311. Les médecins légistes font observer que, parmi les défectuosités ou les perturbations affectant les facultés de l'âme, les unes sont innées, congéniales, c'est-à-dire apportées par l'homme dès sa naissance, tandis que d'autres ne surviennent qu'après coup. Innées ou postérieurement survenues, la distinction est utile sans doute pour la constatation et pour l'appréciation en fait de ces affections; mais elle ne change rien au principe de droit sur l'imputabilité et sur la culpabilité.

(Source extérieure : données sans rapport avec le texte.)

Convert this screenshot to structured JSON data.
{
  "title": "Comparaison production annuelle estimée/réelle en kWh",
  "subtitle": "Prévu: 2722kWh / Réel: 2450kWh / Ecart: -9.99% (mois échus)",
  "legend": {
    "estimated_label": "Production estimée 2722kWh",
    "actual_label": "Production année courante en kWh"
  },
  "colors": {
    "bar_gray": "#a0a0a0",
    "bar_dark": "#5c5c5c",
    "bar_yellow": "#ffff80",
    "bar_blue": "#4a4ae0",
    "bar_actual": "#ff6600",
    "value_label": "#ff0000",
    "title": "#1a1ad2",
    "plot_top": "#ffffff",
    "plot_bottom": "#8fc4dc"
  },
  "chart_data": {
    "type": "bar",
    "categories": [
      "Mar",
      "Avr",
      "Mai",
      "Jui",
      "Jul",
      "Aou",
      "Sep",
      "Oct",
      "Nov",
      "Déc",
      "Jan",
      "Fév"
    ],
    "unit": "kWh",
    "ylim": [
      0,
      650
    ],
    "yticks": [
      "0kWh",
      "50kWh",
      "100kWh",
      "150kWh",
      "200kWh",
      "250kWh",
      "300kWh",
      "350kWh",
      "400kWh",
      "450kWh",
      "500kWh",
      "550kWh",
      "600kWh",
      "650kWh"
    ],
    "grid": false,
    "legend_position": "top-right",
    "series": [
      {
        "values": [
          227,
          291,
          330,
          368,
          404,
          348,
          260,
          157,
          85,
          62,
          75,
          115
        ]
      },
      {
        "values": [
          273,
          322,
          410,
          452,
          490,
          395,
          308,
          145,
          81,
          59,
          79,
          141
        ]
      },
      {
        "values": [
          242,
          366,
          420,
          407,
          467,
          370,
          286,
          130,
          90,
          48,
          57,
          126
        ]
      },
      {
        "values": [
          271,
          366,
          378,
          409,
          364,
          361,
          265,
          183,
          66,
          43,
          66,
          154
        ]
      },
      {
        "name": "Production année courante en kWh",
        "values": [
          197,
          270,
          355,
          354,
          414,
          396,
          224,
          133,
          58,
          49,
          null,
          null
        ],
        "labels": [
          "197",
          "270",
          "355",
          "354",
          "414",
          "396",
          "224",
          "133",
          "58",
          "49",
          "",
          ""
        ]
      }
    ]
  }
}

312. Ils font également cette distinction, que les unes constituent, par elles-mêmes, un état principal, une sorte particulière de maladie, tandis que d'autres, comme par exemple le délire occasionné par certaines fièvres, ne sont que le résultat accessoire, l'indice, le symptôme de quelque autre maladie ou affection principale. Mais, importante en fait, cette distinction ne change rien non plus au principe de droit, puisqu'il suffit que l'absence ou la perturbation des facultés ait existé au moment de l'acte pour qu'elle produise son effet en ce qui concerne la question d'imputabilité et de culpabilité.

313. Enfin nous en dirons autant de cette autre observation médicale, que parmi les affections mentales il en est qui se présentent avec le caractère de l'absence, de l'affaiblissement, de l'atonie des facultés, tandis que d'autres offrent celui d'une perturbation, d'un dérangement, d'un désordre: impuissance dans un cas, perversion dans l'autre sauf les différences de fait, quant à notre question de droit la conclusion est la même.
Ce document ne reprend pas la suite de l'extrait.